Por Luciana Gurgel, especial para o J&Cia
Uma grande preocupação na indústria de mídia britânica quando começou a Covid-19 era a ameaça aos impressos, atingidos pela queda de receita publicitária e pelo isolamento social que impedia leitores de comprarem jornais em bancas ou folheá-los no transporte público. A tempestade perfeita estaria precipitando a morte anunciada do papel e consolidando o online.
Mas as coisas não são tão simples. Notícias sobre cortes de pessoal e fechamento de operações de veículos nativos digitais relevantes na Grã-Bretanha indicam que a questão da sustentabilidade financeira vai além do meio pelo qual a informação é entregue ao leitor.
Entre os anúncios está o do premiado Buzzfeed, que na semana passada revelou a decisão de suspender os sites dedicados ao noticiário do Reino Unido e da Austrália, mantendo apenas poucos repórteres para cobrir notícias de interesse da audiência americana. Também o respeitado site de notícias financeiras Quartz surpreendeu ao informar que vai rifar suas bases em Londres, San Francisco, Hong Kong e Washington, resultando em corte de 40% da equipe.
Tráfego alto não se traduz em receita – O paradoxo é que isso acontece em um contexto de elevação de tráfego online, com veículos digitais comemorando recordes de acesso. A empresa de pesquisas Emarketer revisou suas projeções feitas antes da pandemia, apostando em crescimento do tempo dedicado às telas para este ano. E em queda de 13,5% no tempo de leitura de jornais impressos.
Mas se organizações relevantes não conseguem equacionar receitas mesmo com prestígio e audiência, pode ser um sinal de que os problemas não começaram quando o vírus chegou para paralisar a economia e mudar hábitos.
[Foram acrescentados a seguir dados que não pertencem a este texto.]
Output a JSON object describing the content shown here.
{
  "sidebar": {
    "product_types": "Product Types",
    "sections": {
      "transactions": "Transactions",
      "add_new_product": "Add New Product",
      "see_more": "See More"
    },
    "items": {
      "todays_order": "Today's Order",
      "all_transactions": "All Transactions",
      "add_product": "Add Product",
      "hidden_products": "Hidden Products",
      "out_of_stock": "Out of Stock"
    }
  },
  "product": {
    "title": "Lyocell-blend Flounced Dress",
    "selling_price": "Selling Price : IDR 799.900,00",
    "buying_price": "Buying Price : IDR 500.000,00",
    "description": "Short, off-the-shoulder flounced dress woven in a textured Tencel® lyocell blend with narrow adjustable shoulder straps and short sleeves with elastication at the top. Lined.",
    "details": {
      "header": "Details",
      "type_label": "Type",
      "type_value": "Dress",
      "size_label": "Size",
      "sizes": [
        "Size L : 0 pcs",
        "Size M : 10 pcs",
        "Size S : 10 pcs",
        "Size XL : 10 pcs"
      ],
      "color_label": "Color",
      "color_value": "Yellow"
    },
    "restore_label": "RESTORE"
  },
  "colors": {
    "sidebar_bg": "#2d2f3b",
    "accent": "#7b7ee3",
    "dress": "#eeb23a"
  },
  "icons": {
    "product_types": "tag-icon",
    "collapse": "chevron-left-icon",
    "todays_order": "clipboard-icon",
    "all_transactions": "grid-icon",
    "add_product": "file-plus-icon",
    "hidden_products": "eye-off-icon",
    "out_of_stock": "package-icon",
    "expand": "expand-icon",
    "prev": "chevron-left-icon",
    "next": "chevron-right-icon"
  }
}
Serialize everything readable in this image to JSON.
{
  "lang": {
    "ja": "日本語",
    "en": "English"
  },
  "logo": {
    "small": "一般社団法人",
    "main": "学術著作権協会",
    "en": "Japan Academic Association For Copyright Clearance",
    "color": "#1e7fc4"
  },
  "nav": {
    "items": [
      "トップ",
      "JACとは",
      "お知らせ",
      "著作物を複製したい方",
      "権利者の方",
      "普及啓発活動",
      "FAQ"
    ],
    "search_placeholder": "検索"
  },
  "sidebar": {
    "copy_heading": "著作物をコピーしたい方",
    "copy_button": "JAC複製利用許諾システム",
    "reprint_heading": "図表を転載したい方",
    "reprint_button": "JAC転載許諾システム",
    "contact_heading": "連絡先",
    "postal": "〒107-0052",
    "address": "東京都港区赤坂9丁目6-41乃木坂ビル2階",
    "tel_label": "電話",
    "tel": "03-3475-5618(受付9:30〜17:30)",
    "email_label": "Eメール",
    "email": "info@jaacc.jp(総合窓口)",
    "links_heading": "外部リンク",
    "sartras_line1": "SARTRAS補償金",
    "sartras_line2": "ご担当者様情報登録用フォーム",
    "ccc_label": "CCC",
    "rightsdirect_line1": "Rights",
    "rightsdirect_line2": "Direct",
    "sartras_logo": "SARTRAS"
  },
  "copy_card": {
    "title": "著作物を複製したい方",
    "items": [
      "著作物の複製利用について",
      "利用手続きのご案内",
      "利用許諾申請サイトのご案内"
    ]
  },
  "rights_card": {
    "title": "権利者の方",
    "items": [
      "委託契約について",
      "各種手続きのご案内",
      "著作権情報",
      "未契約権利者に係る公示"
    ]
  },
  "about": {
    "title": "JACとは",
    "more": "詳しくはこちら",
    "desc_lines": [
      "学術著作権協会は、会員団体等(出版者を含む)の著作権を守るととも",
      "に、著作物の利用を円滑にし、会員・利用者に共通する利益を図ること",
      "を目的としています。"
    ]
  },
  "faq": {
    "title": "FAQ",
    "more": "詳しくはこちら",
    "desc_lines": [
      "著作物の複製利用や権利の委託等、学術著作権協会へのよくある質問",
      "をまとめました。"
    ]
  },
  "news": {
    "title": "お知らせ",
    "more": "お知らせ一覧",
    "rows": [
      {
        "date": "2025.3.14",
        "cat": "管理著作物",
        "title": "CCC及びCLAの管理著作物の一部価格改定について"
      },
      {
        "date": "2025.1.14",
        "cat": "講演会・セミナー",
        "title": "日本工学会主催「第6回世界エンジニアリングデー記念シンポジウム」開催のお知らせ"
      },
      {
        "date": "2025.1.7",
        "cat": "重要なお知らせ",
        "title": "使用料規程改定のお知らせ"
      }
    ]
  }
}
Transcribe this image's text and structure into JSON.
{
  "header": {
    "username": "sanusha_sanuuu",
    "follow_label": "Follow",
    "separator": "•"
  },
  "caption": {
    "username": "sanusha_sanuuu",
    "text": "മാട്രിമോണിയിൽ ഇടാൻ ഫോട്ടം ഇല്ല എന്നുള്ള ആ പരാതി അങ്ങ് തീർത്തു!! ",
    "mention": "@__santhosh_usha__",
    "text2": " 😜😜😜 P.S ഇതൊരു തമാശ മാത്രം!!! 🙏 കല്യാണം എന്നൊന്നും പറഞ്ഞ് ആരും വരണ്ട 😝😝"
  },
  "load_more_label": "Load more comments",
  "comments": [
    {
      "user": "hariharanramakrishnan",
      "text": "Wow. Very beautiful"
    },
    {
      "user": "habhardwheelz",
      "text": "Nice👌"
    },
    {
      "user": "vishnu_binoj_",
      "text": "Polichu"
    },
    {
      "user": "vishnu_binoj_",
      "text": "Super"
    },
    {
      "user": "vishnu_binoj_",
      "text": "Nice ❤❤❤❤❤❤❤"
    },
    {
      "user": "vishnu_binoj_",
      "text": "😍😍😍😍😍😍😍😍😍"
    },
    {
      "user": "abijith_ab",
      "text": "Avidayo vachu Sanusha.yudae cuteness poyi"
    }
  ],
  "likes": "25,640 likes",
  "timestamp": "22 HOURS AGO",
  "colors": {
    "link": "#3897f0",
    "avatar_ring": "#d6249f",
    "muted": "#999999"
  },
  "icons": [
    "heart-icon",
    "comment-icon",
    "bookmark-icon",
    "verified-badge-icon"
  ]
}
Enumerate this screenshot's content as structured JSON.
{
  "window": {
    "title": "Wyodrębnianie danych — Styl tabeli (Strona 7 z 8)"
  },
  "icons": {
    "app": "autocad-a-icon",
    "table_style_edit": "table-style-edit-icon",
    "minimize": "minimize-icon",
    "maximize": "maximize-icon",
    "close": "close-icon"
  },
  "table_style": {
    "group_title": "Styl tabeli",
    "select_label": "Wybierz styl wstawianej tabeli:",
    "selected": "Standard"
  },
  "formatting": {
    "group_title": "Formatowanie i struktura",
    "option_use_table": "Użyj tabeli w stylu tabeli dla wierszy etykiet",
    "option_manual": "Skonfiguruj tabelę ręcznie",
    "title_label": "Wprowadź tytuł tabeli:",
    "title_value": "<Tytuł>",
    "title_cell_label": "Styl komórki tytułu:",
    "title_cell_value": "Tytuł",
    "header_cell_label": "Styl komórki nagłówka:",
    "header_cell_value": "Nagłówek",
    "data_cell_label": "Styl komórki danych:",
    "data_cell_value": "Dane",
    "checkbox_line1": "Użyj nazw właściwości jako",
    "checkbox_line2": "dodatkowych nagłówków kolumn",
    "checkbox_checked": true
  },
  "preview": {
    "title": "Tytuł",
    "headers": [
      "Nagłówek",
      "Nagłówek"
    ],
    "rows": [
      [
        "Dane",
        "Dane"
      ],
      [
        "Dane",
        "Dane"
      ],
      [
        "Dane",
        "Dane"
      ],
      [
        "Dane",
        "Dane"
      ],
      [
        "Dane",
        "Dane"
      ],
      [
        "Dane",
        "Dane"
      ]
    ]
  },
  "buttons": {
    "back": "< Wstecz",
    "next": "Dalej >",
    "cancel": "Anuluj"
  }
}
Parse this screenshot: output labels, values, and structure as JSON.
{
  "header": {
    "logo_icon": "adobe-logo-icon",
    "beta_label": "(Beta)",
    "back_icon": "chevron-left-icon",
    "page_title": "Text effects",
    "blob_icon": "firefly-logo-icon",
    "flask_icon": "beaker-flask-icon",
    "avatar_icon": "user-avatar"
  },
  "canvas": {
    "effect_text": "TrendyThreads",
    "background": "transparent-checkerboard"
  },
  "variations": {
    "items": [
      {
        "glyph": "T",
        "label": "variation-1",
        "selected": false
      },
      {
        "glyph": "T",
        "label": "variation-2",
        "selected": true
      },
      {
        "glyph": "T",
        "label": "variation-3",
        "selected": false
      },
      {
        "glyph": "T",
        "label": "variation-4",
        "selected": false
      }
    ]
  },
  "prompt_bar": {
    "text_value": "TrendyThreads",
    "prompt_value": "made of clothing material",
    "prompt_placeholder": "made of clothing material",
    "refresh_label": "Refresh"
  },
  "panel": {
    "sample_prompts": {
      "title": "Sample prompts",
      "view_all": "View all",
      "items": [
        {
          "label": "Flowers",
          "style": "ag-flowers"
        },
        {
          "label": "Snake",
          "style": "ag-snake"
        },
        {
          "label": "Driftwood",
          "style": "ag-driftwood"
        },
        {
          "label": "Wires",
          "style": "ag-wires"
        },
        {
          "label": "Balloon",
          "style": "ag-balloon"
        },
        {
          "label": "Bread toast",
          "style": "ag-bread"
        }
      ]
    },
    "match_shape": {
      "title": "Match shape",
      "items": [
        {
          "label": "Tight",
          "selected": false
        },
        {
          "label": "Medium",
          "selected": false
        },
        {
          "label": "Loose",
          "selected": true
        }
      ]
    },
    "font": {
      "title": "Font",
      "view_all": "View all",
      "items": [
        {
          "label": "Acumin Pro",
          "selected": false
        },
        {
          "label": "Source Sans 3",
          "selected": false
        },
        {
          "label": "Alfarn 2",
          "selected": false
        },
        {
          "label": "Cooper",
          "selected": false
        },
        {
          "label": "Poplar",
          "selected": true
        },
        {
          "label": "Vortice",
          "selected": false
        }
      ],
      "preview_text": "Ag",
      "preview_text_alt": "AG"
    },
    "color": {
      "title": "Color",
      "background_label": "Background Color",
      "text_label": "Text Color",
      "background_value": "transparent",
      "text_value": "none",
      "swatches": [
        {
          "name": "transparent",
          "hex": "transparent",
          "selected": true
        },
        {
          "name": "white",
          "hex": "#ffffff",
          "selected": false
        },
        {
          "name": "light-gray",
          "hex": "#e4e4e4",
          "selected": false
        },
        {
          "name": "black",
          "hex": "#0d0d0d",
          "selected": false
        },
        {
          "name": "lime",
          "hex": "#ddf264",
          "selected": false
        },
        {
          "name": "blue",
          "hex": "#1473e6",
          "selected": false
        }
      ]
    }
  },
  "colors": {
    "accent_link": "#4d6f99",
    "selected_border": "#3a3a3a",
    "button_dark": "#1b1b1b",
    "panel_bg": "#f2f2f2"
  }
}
O caso do Buzzfeed alimenta a tese. No longínquo 2018, bem antes de alguém sonhar com o caos trazido pela pandemia, sua receita no Reino Unido já vinha negativa, com prejuízo registrado de £ 9,4 milhões.
Não é o único. Um relatório da AOP (UK Association of Online Publishers), em conjunto com a consultoria Deloitte, apontou que último trimestre de 2019 as receitas dos veículos digitais tinham encolhido 6,2% no país, consequência principalmente de um tombo de 22% na arrecadação com publicidade, apesar de 24% de aumento de faturamento com assinaturas.
O cenário coloca em pauta o debate sobre o paywall como modelo de negócio. E eleva as pressões sobre as plataformas digitais, nas quais o conteúdo produzido pelas organizações jornalísticas tradicionais muitas vezes é compartilhado livremente. Um episódio recente no Reino Unido colocou mais lenha na fogueira.
O colunista Owen Jones, do The Guardian, postou no Twitter em 18 de abril a explosiva reportagem investigativa do Sunday Times apontando falhas na condução do combate à pandemia pelo Governo. E salientou que o conteúdo estava protegido por paywall. A pedido do jornal, o Twitter removeu as imagens.
É uma situação complexa. Proporcionar o acesso de mais gente a uma reportagem importante sobre a pandemia pode ser considerado um ato de interesse público. Como veículos em todo mundo, inclusive no Brasil, passaram a fazer, derrubando o paywall nas matérias sobre a pandemia.
Mas há o outro lado: se existe legislação de direitos autorais, caberia ao dono da reportagem tomar essa decisão, e não a terceiros, ainda que com boa intenção.
Apple entra na dança – A briga acabou sobrando para a Apple. O CEO da plataforma de leitura de jornais PressReader está liderando um movimento para que os editores pressionem a companhia a remover o mecanismo que permite aos usuários de seu sistema operacional capturar telas e reproduzi-las em redes sociais.
Querelas como a de Jones e o Sunday Times não são difíceis de resolver, pois há leis e regras aplicáveis. Mais desafiante é encontrar modelos de negócio que assegurem a sobrevivência do bom jornalismo em um mundo transformado por mudanças tecnológicas, novos hábitos e recessão afetando até as mais sólidas economias.
Exemplos e pesquisas sinalizam que depender somente de receitas publicitárias torna-se cada vez mais arriscado. E que conteúdo com qualidade suficiente para convencer o público a pagar por ele pode fazer a diferença entre quem fica e quem sai do jogo.